The National Heart Foundation of Australia has updated the Guide to management of hypertension 2008: assessing and managing raised blood pressure in adults (updated December 2010).
- For patients at low absolute cardiovascular disease risk with persistent blood pressure (BP) ≥ 160/100 mmHg, start antihypertensive therapy.
- The decision to treat at lower BP levels should consider absolute cardiovascular disease risk and/or evidence of end-organ damage, together with accurate BP assessment.

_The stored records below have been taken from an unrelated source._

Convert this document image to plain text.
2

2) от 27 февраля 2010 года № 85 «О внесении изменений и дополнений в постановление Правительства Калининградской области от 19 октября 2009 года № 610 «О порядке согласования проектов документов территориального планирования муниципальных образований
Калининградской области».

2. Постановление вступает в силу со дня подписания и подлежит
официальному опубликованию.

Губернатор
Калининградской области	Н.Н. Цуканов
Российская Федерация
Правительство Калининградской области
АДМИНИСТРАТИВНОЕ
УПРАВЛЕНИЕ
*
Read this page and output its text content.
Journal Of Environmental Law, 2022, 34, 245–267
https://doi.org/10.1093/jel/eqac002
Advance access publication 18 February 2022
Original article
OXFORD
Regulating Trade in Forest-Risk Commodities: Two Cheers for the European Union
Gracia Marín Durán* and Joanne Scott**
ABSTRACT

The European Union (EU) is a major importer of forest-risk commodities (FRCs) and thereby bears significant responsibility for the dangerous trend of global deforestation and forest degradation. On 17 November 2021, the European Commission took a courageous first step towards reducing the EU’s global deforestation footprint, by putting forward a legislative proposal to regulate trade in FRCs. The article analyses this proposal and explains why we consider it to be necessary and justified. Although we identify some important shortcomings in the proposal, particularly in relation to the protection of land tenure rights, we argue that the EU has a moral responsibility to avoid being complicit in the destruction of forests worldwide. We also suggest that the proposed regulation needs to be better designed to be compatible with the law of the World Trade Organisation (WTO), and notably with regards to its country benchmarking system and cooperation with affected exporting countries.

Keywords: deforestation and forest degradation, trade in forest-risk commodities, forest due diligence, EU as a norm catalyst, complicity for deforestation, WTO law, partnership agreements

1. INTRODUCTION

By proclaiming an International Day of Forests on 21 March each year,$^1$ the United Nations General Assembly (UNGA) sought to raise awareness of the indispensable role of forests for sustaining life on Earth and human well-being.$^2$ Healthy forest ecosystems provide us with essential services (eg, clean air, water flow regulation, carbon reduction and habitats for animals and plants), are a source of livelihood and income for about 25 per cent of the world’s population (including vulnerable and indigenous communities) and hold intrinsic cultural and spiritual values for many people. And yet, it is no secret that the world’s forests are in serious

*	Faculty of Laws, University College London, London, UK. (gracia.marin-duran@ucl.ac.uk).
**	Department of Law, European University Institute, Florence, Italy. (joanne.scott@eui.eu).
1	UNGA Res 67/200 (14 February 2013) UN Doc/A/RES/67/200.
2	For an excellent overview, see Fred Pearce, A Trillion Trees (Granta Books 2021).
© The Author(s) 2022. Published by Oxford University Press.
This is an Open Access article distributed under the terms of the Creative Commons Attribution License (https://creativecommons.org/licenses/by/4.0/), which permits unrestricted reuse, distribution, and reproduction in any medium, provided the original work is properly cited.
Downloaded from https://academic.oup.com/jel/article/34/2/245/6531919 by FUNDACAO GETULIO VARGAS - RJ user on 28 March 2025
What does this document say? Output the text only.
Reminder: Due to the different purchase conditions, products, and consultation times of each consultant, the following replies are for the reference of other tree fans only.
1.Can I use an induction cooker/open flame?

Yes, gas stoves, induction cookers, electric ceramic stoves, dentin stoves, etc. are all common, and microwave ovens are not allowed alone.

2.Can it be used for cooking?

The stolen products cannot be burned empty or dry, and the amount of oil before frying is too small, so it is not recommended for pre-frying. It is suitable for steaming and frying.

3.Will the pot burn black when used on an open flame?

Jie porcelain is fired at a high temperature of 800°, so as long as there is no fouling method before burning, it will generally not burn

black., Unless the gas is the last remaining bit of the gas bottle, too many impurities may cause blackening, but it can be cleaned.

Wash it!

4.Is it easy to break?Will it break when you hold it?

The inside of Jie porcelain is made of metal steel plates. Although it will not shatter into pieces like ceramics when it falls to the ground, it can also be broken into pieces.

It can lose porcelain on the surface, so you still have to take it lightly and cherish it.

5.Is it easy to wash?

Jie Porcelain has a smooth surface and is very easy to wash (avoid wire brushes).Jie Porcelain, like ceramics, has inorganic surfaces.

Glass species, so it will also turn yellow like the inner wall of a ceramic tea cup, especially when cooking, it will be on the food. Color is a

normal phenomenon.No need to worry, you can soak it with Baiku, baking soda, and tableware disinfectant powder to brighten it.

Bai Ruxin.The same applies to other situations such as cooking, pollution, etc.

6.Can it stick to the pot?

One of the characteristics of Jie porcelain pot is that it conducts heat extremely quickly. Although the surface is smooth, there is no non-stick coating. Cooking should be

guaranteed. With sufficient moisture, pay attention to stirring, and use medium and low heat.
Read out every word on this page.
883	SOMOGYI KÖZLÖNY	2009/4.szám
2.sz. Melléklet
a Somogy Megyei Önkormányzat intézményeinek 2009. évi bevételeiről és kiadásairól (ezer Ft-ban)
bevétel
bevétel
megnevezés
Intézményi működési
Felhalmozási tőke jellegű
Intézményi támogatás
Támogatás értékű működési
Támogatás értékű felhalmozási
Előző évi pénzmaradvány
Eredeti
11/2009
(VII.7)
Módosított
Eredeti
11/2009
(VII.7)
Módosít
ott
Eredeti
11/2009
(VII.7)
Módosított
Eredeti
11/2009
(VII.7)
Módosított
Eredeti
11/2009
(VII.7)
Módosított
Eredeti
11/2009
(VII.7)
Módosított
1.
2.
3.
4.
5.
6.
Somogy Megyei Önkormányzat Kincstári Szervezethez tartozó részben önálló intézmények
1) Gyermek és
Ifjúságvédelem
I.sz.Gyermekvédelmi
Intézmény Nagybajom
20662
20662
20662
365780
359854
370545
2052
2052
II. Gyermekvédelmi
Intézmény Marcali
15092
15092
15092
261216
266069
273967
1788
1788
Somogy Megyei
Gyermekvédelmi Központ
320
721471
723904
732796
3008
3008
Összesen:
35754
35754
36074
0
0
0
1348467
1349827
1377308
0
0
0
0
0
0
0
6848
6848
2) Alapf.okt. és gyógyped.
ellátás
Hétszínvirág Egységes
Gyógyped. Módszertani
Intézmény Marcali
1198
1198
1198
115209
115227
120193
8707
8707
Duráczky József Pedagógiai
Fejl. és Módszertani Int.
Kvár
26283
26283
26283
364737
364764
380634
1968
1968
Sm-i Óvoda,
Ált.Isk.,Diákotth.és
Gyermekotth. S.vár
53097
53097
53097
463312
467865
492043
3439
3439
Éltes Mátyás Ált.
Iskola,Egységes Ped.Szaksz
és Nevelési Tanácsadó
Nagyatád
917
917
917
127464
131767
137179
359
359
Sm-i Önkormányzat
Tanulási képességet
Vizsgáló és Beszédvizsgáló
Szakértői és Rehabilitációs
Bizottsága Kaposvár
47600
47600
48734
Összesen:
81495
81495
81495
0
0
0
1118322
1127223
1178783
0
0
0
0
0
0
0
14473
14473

- For patients at moderate absolute cardiovascular disease risk with persistent systolic BP ≥ 140 mmHg and/or diastolic BP ≥ 90 mmHg, start antihypertensive therapy.
- Treat patients with uncomplicated hypertension to a target BP of < 140/90 mmHg or lower if tolerated.
Changes in management as a result of the guideline
- Ambulatory and/or home BP monitoring should be offered if clinic BP is ≥ 140/90 mmHg, as out-of-clinic BP is a stronger predictor of outcome.
- In selected high cardiovascular risk populations, aiming for a target of < 120 mmHg systolic can improve cardiovascular outcomes. If targeting < 120 mmHg, close follow-up is recommended to identify treatment-related adverse effects including hypotension, syncope, electrolyte abnormalities and acute kidney injury.
Why the changes have been made
- A 2015 meta-analysis of patients with uncomplicated mild hypertension (systolic BP range, 140–159 mmHg) demonstrated that BP-lowering therapy is beneficial (reduced stroke, cardiovascular death and all-cause mortality).
- A 2015 trial comparing lower with higher blood pressure targets in selected high cardiovascular risk populations found improved cardiovascular outcomes and reduced mortality, with an increase in some treatment-related adverse events.